Das kann nicht jeder.
Als klassische Verwirklichung des „Ehrbaren Kaufmanns“ wird der Groß- und Fernhandelskaufmann in Venedig des 11. und 12. Jahrhunderts betrachtet. Durch tugendhaftes Verhalten (Ehrsamkeit) wird ihm von der Gesellschaft Anerkennung gezollt. Kaufmannsgilden setzen Normen, die dem Kaufmann eine bestimmte Lebensführung vorschreiben. Bestimmte Verhaltensnormen werden Kaufleuten auferlegt und von Mitbürgern der Gesellschaft bewertet. Im schlimmsten Fall können sie von der Gesellschaft ausgeschlossen werden.

Welche Tugenden fehlen Ihrer Ansicht nach?

… Integrität, Authentizität, Dynamik und Erfolgsorientierung, Perfektionismus: no tolerance, 100 % Handschlag – tun, was man sagt, Berechenbarkeit und Verlässlichkeit, Einhalten von Absprachen, Empathie, Kant’scher Imperativ, Emotionalität, Toleranz, Offenheit, Klarheit, Nachhaltigkeit, interkulturelles Wissen sowie Kardinaltugenden und die goldenen Regeln des Augustinus … Glauben Sie, dass Manager zwischen privater und beruflicher Ehrbarkeit unterscheiden? 39 % der Befragten geben an, dass Manager zwischen privatem und beruflichem Umfeld unterscheiden.

Glauben Sie, dass individueller Erfolg, Karriere und ehrbares Verhalten miteinander vereinbar sind? Die langfristige Vereinbarkeit von individuellem Erfolg, Karriere und ehrbarem Verhalten wird zwar prinzipiell bestätigt, 56 % der Befragten haben jedoch Bedenken, was die kurzfristige Vereinbarkeit von Erfolg und ehrbarem Verhalten angeht, und sehen ein passendes Umfeld als Voraussetzung. 
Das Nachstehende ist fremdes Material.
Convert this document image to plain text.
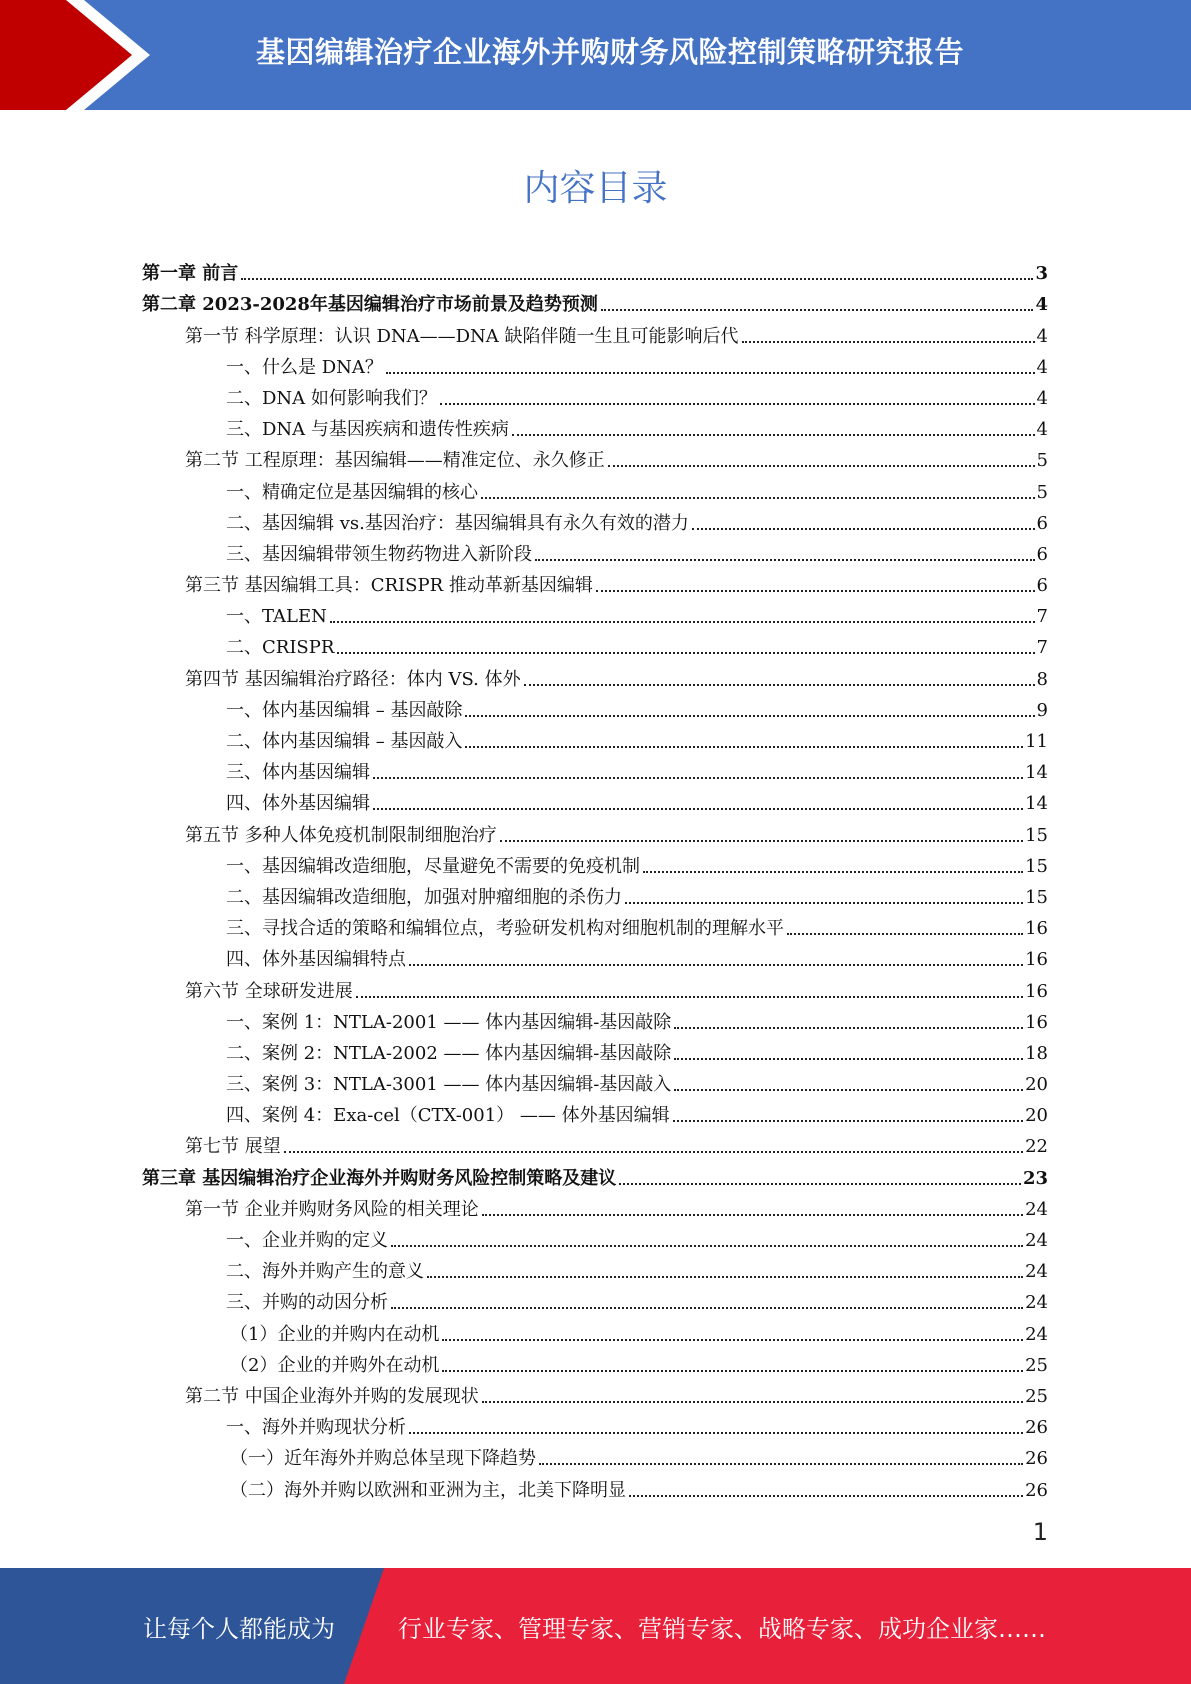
基因编辑治疗企业海外并购财务风险控制策略研究报告
内容目录
第一章 前言	3
第二章 2023-2028年基因编辑治疗市场前景及趋势预测	4
第一节 科学原理：认识 DNA——DNA 缺陷伴随一生且可能影响后代	4
一、什么是 DNA？	4
二、DNA 如何影响我们？	4
三、DNA 与基因疾病和遗传性疾病	4
第二节 工程原理：基因编辑——精准定位、永久修正	5
一、精确定位是基因编辑的核心	5
二、基因编辑 vs.基因治疗：基因编辑具有永久有效的潜力	6
三、基因编辑带领生物药物进入新阶段	6
第三节 基因编辑工具：CRISPR 推动革新基因编辑	6
一、TALEN	7
二、CRISPR	7
第四节 基因编辑治疗路径：体内 VS. 体外	8
一、体内基因编辑 – 基因敲除	9
二、体内基因编辑 – 基因敲入	11
三、体内基因编辑	14
四、体外基因编辑	14
第五节 多种人体免疫机制限制细胞治疗	15
一、基因编辑改造细胞，尽量避免不需要的免疫机制	15
二、基因编辑改造细胞，加强对肿瘤细胞的杀伤力	15
三、寻找合适的策略和编辑位点，考验研发机构对细胞机制的理解水平	16
四、体外基因编辑特点	16
第六节 全球研发进展	16
一、案例 1：NTLA-2001 —— 体内基因编辑-基因敲除	16
二、案例 2：NTLA-2002 —— 体内基因编辑-基因敲除	18
三、案例 3：NTLA-3001 —— 体内基因编辑-基因敲入	20
四、案例 4：Exa-cel（CTX-001） —— 体外基因编辑	20
第七节 展望	22
第三章 基因编辑治疗企业海外并购财务风险控制策略及建议	23
第一节 企业并购财务风险的相关理论	24
一、企业并购的定义	24
二、海外并购产生的意义	24
三、并购的动因分析	24
（1）企业的并购内在动机	24
（2）企业的并购外在动机	25
第二节 中国企业海外并购的发展现状	25
一、海外并购现状分析	26
（一）近年海外并购总体呈现下降趋势	26
（二）海外并购以欧洲和亚洲为主，北美下降明显	26
1
让每个人都能成为	行业专家、管理专家、营销专家、战略专家、成功企业家……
Durch wen wird ehrbares Verhalten im Unternehmen gelebt? 

Einigkeit herrscht in der Überzeugung, dass ehrbares Verhalten top down gelebt werden muss. Vorstand und Geschäftsführung sind in der Verantwortung, ehrbares Verhalten vorzuleben. Die Umsetzung basiert allerdings auf einer sehr individuellen Ebene. Gelebt wird ehrbares Verhalten von einzelnen Persönlichkeiten, unabhängig von Hierarchieebenen. 

Grundthesen:
Ehrbarkeit bedeutet Erfolg. Man trifft sich im Leben immer zwei Mal! Primat der ‚Älteren‘ besinnen sich auf Werte. Konzerne sind wirklich gefährlich für Deutschland. Den Begriff der Demut gibt es in Großkonzernen nicht! 
Welche Rolle spielt der „Ehrbare Kaufmann“ in den Unternehmen? Spielt Ehrbarkeit bei der Rekrutierung eine Rolle? Ehrbarkeit spielt bei der Rekrutierung eine Rolle, wird aber eher unbewusst vorausgesetzt. 
Auf welche Art und Weise evaluieren Sie die Ehrbarkeit bei Rekrutierungen? Ehrbarkeit wird nicht strukturiert hinterfragt oder erfasst. Aus der Summe der Antworten, Beschreibungen, Aussagen und Eindrücken, während des Interviews entwickelt sich ein „Bauchgefühl“. Im Einzelfall werden Referenzen als wichtiges Tool gesehen. Welche Erwartungen haben Sie an Ihr HR-Management/an HR-Beratungen, um ehrbares Verhalten bei der Rekrutierung abzusichern? 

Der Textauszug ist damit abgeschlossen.